A little more than two years ago, before I became a newspaper reporter, I'd been described more than once as having the optimism of Pollyanna. The can-do attitude of Maria from the Sound of Music. Being as unworldly as Laura Ingalls Wilder, author of "Little House on the Prairie." As innocent as Mother Teresa. Some seasoned journalists might argue that I haven't changed much.

But sitting next to the police scanner and being exposed to the widespread ickiness of the world, I have changed. My edges are harder than they used to be. I'm more skeptical, less trusting.

This morning when I met my friend Patty for coffee, I couldn't find either my wallet or debit card in my purse. I'd gone hiking yesterday and had transferred my wallet into my backpack, so I was hopeful my wallet was still zipped securely in my backpack.

But when I returned home and checked my backpack for my wallet, it wasn't there. Then I conducted an archaeology dig in my purse by dumping its contents onto the couch. Aha! I found my wallet in the bottom of my messy purse. But my debit card wasn't there. I took everything out of my wallet to make sure I hadn't overlooked it. Still no debit card, but at least I'd found my wallet.

Last year when my debit card had gone missing, I'd stopped at the credit union to report it. As I climbed back into my car, there was my debit card, on the floor under the seat.

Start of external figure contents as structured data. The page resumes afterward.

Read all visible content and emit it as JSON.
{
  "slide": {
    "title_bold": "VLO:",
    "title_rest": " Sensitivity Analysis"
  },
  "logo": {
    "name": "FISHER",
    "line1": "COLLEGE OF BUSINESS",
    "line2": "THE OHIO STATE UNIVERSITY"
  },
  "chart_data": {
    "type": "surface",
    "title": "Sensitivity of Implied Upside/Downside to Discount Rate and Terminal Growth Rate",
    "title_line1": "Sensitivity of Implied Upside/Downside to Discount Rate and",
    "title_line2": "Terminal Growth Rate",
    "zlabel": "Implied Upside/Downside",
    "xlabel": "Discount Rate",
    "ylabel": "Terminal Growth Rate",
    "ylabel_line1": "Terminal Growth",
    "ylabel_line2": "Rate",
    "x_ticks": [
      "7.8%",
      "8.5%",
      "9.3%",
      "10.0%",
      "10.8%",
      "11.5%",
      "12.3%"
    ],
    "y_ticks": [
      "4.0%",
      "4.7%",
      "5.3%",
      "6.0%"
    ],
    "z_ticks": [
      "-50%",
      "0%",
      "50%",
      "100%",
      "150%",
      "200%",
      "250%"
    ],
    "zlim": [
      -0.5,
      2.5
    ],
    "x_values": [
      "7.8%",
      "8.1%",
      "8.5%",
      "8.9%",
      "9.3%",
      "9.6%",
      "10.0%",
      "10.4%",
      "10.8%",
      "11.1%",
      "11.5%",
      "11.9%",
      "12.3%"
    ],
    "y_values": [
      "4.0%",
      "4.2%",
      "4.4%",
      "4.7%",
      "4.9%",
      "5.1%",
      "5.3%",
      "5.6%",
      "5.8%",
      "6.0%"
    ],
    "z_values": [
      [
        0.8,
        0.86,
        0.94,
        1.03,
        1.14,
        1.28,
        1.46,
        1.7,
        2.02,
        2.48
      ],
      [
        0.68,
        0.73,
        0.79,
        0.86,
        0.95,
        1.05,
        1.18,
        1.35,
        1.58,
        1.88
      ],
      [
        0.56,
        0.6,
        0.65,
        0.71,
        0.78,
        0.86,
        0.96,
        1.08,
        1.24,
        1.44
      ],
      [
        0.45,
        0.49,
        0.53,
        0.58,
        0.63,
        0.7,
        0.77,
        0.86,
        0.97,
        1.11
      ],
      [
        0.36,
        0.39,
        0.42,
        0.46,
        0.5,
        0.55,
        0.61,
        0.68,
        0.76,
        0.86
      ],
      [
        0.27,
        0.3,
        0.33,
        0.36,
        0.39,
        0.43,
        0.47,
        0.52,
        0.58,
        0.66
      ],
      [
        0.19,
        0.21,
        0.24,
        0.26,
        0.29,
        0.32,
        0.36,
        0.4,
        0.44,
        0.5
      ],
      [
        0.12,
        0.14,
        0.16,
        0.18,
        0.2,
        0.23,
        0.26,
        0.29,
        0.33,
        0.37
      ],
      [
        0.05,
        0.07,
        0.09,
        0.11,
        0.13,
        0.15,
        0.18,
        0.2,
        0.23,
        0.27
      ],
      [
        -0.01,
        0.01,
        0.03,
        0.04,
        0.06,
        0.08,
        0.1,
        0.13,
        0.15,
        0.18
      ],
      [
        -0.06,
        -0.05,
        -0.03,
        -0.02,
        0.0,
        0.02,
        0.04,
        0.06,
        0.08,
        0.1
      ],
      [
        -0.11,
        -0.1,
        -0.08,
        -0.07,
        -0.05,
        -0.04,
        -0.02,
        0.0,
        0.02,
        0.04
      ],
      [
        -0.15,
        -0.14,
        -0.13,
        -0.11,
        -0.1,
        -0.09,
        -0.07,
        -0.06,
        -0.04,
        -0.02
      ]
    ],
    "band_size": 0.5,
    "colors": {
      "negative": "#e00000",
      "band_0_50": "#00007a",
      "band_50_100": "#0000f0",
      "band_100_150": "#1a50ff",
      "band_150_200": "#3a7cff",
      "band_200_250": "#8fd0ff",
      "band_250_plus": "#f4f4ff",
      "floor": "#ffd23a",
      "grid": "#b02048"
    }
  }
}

So I checked my car carefully, pulling the seats forward and back, looking underneath the seats, but I still didn't find my card. I wasn't ready to call "uncle" and report my debit card missing yet.

Retracing my debit card's steps, I checked online to see the last time I'd used it. My last transaction was Friday morning when I bought gas. Now it was Sunday afternoon, and there were no new charges on my card. That was a good sign. It appeared no one had stolen my debit card, but where was it? Had I seen it after I paid for my gas? No. I hadn't. It must have dropped out of my pocket while I was pumping gas. But with so many dishonest people in the world, what were the chances I'd find it?

I drove to the Arco station where I always fill up, walked in and asked the clerk if anyone had turned in a debit card Friday morning. Knowing my chances of finding it were slim, I held my breath.

He asked me my name. I gulped and told him.

"Can I see some ID please?"

"Yes!" I said, showing my driver's license.

He handed me my debit card! A Good Samaritan had found it in the parking lot and turned it in.

I thanked him profusely, clutched my debit card and smiled.

I wanted to dance, right there in the convenience store, next to the Ho-Hos and energy drinks. That's exactly the kind of thing to expect of Maria von Trapp.